The special session's sole agenda item is a spending bill authorizing this year's payout to residents from the Alaska Permanent Fund, a nest-egg fund seeded with oil money and grown through investments. Annual dividends traditionally have been paid with fund earnings, which lawmakers also began using last year to help pay government expenses amid an ongoing budget deficit, creating tension.
Giessel said she would like to reach an agreement that would allow lawmakers to address other remaining work. Still unresolved, for example, is the state's infrastructure budget, the capital budget.
Some legislators also are interested in revisiting the dividend formula, seeing the existing calculation as unsustainable. The formula has not been followed the last three years, resulting in reduced check sizes. Dunleavy, who took office in December, campaigned on paying a full dividend, which would cost about $1.9 billion and result in checks around $3,000 this year.

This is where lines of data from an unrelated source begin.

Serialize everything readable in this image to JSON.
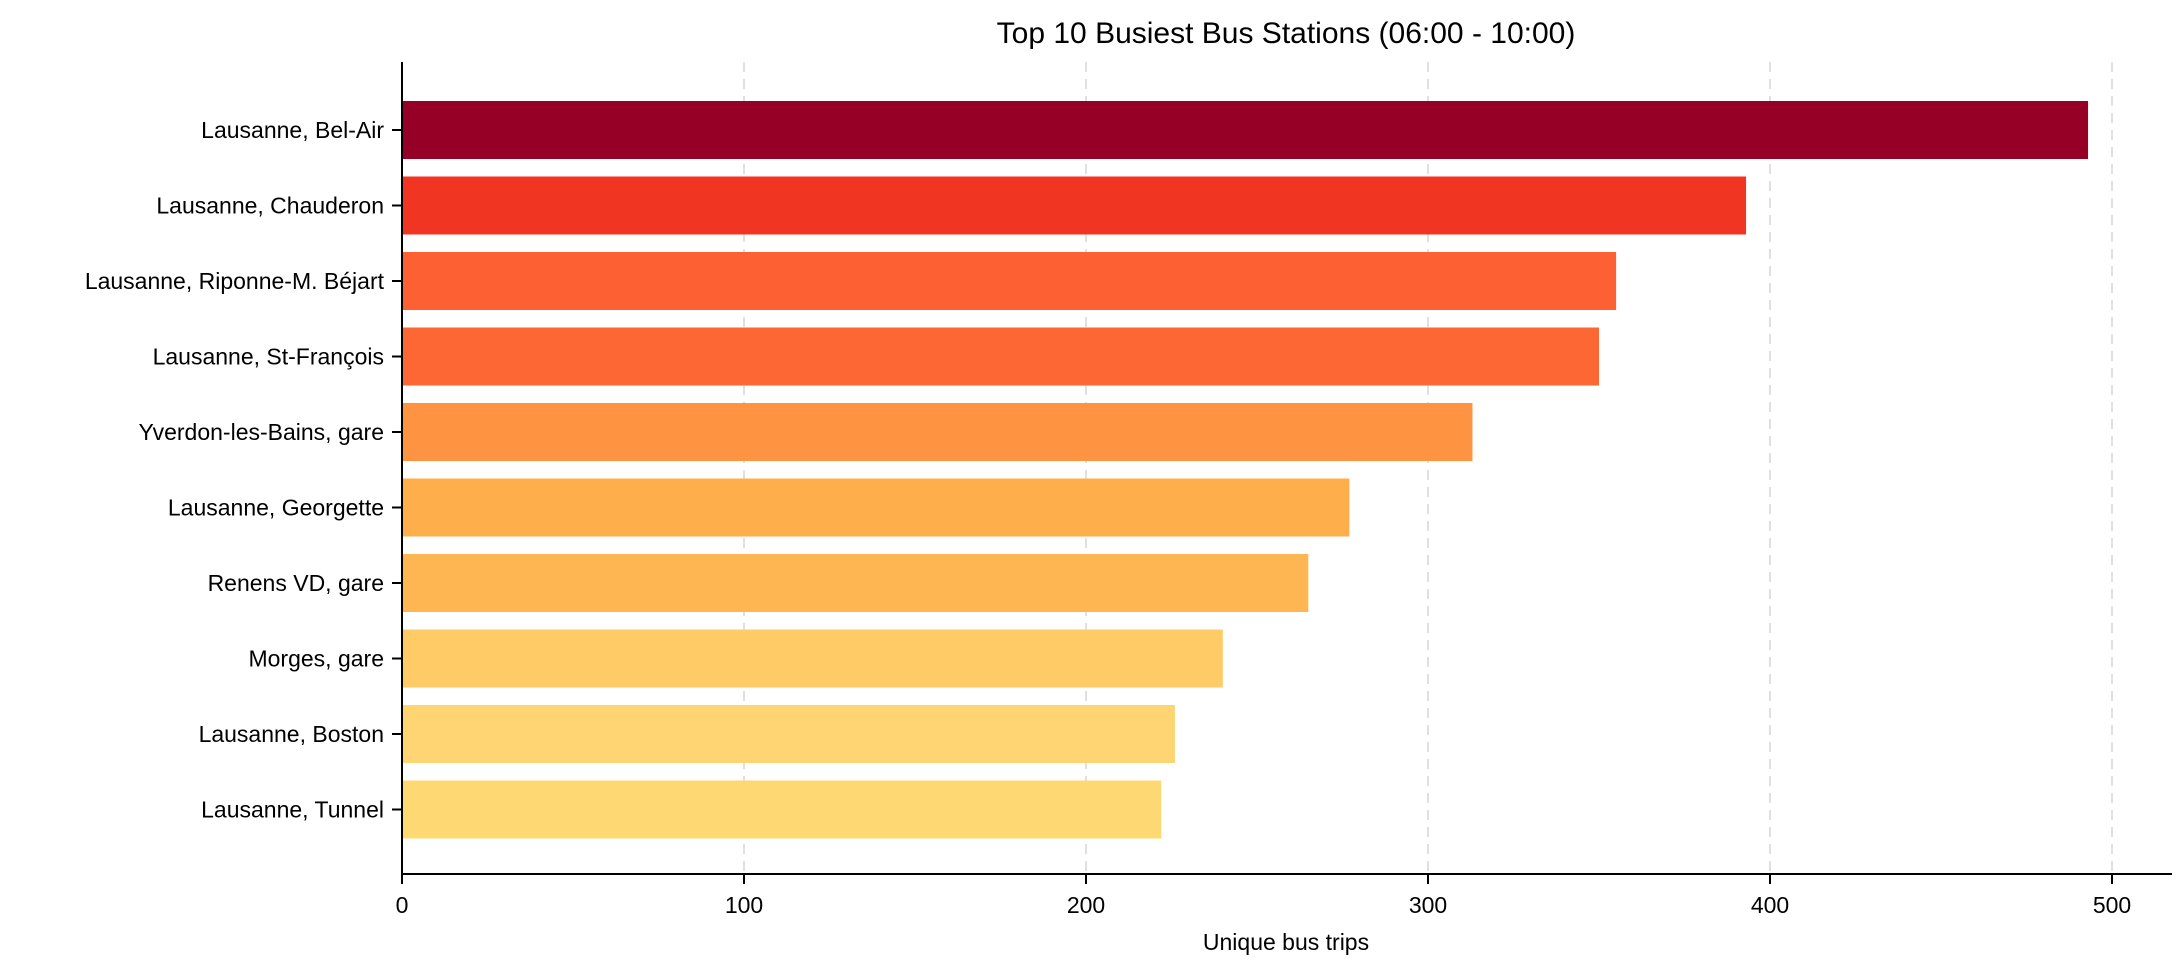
{
  "chart_data": {
    "type": "bar",
    "orientation": "horizontal",
    "title": "Top 10 Busiest Bus Stations (06:00 - 10:00)",
    "xlabel": "Unique bus trips",
    "ylabel": "",
    "xlim": [
      0,
      518
    ],
    "xticks": [
      0,
      100,
      200,
      300,
      400,
      500
    ],
    "grid": {
      "x": true,
      "y": false,
      "style": "dashed"
    },
    "categories": [
      "Lausanne, Bel-Air",
      "Lausanne, Chauderon",
      "Lausanne, Riponne-M. Béjart",
      "Lausanne, St-François",
      "Yverdon-les-Bains, gare",
      "Lausanne, Georgette",
      "Renens VD, gare",
      "Morges, gare",
      "Lausanne, Boston",
      "Lausanne, Tunnel"
    ],
    "values": [
      493,
      393,
      355,
      350,
      313,
      277,
      265,
      240,
      226,
      222
    ],
    "colors": [
      "#960026",
      "#f03523",
      "#fc6033",
      "#fc6733",
      "#fe9441",
      "#feae4b",
      "#feb652",
      "#fecb66",
      "#fed572",
      "#fed873"
    ]
  }
}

Once the Legislature convenes, it will have five days to decide whether to override any of Dunleavy's vetoes to the state operating budget.
University of Alaska President Jim Johnsen has described the $130 million Dunleavy vetoed from the system's budget as devastating. Other areas affected by vetoes include health and social service, early childhood and environmental programs and public broadcasting. Forty-five of the Legislature's 60 members must agree on an override, which lawmakers say is a high bar to attain.
Democratic Rep. Adam Wool of Fairbanks, a university city, said it will be a bad day if lawmakers fail to override the university cut in particular. "I think we're at a serious turning point. If we can't do it this year, then I don't know what it says about next year," he said.
Dunleavy has said he hopes to close the budget gap next year. The state has no statewide sales or personal income tax, and no new or increased state taxes were seriously considered this year.
Dunleavy did propose tax-collection changes that would benefit the state but that some local governments said would hurt them. Those failed to gain traction with lawmakers.